China Seeks to Develop a World “built on Censorship and Surveillance” - Latest Global News

China Seeks to Develop a World “built on Censorship and Surveillance”

China is exporting its model of digital authoritarianism abroad using its sprawling tech industry and massive infrastructure projects, offering a blueprint of “best practices” to neighbors such as Cambodia, Malaysia and Vietnam, a human rights group has warned.

In 2015, two years after launching its massive Belt and Road Initiative, China launched its Digital Silk Road project to expand access to digital infrastructure such as undersea cables, satellites, 5G connectivity and more.

Article 19, a UK-based human rights group, argues that the project was about more than just expanding access to Wi-Fi or e-commerce.

The Digital Silk Road “was as much about promoting China’s technology industry and developing digital infrastructure as it was about transforming standards and Internet governance norms away from a free, open and interoperable Internet towards a fragmented digital ecosystem based on “Censorship is building up and surveillance where China and other networked autocracies can thrive,” the watchdog said in a report published in April.

The 80-page report describes how the Chinese state is inextricably linked to its technology industry, a key player in the Digital Silk Road project, as private companies such as Huawei, ZTE and Alibaba act as “proxies” of the Communist Party.

China has signed dozens of technical standard agreements with 49 countries involved in the Silk Road, while other countries in the region, including Cambodia, Indonesia, Malaysia, Myanmar, Nepal, Pakistan and Thailand, have agreed to further communiqués with Beijing on digital infrastructure.

The Asia-Pacific region is particularly important to Beijing, Article 19 says, because it has “strategic importance for China as it introduces next-generation technologies and seeks global partners to normalize its authoritarian approach to internet governance.” .

According to the 2019 article, some countries such as Cambodia modeled their digital governance after China. Since 2021, the Southeast Asian country has been working to build a “National Internet Gateway” in the style of China’s “Great Firewall,” restricting access to many Western media outlets, Wikipedia and social media sites such as Facebook and X.

Others also expressed concerns about the project.

“The Cambodian government says this will strengthen national security and help crack down on tax fraud. But the impact on Cambodian network connections will affect everyone who connects to these networks, which could have serious consequences for social and economic life and potentially threaten freedom of expression,” the Internet Society warned in December.

Nepal and Thailand are both reportedly interested in building a similar Article 19 firewall and have played an active role in monitoring ethnic minority Tibetans and Uyghurs living abroad on Beijing’s behalf.

Under President Xi Jinping, the line between the Communist Party and the Chinese state has become significantly blurred. The party has also extended its influence deep into the private sector, establishing cells in more than 90 percent of China’s 500 largest companies, according to Article 19.

These companies, including tech giants, have been drafted into Beijing’s “united front” influence campaign to improve China’s image abroad and expand its global influence, Article 19 says, despite promises that they are independent of the state.

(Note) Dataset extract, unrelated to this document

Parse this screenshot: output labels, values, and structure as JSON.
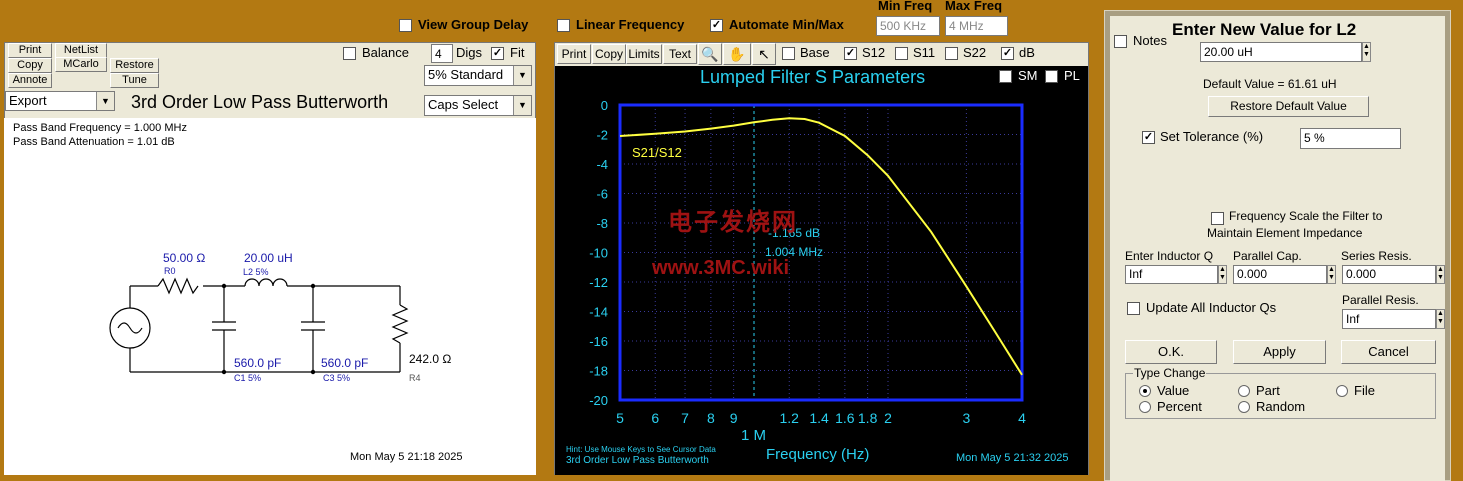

Concerns about data, privacy and potential influence campaigns have helped fuel a push in the United States to ban TikTok, the hugely popular Chinese video app. Those behind the Protecting Americans from Foreign Adversary Controlled Applications Act argue that the app could allow the Chinese government to access user data and influence Americans.

Security concerns have also affected the businesses of companies such as Huawei and ZTE not only in the US but also in other democracies such as Australia, Canada, Japan, New Zealand and the UK. In the US, the two companies were classified as “national security threats” and banned from building critical infrastructure.

Beyond China’s borders, closer ties between the state and tech companies have also raised questions about how issues such as privacy or censorship abroad are handled by Chinese tech companies that operate undersea cables that give them de facto control over vast swaths of the global internet Traffic.

Article 19 said it was “plausible that China would share such data with allied authoritarian governments or use it as part of its influence over others. Without greater transparency and oversight, these concerns cannot be ruled out.”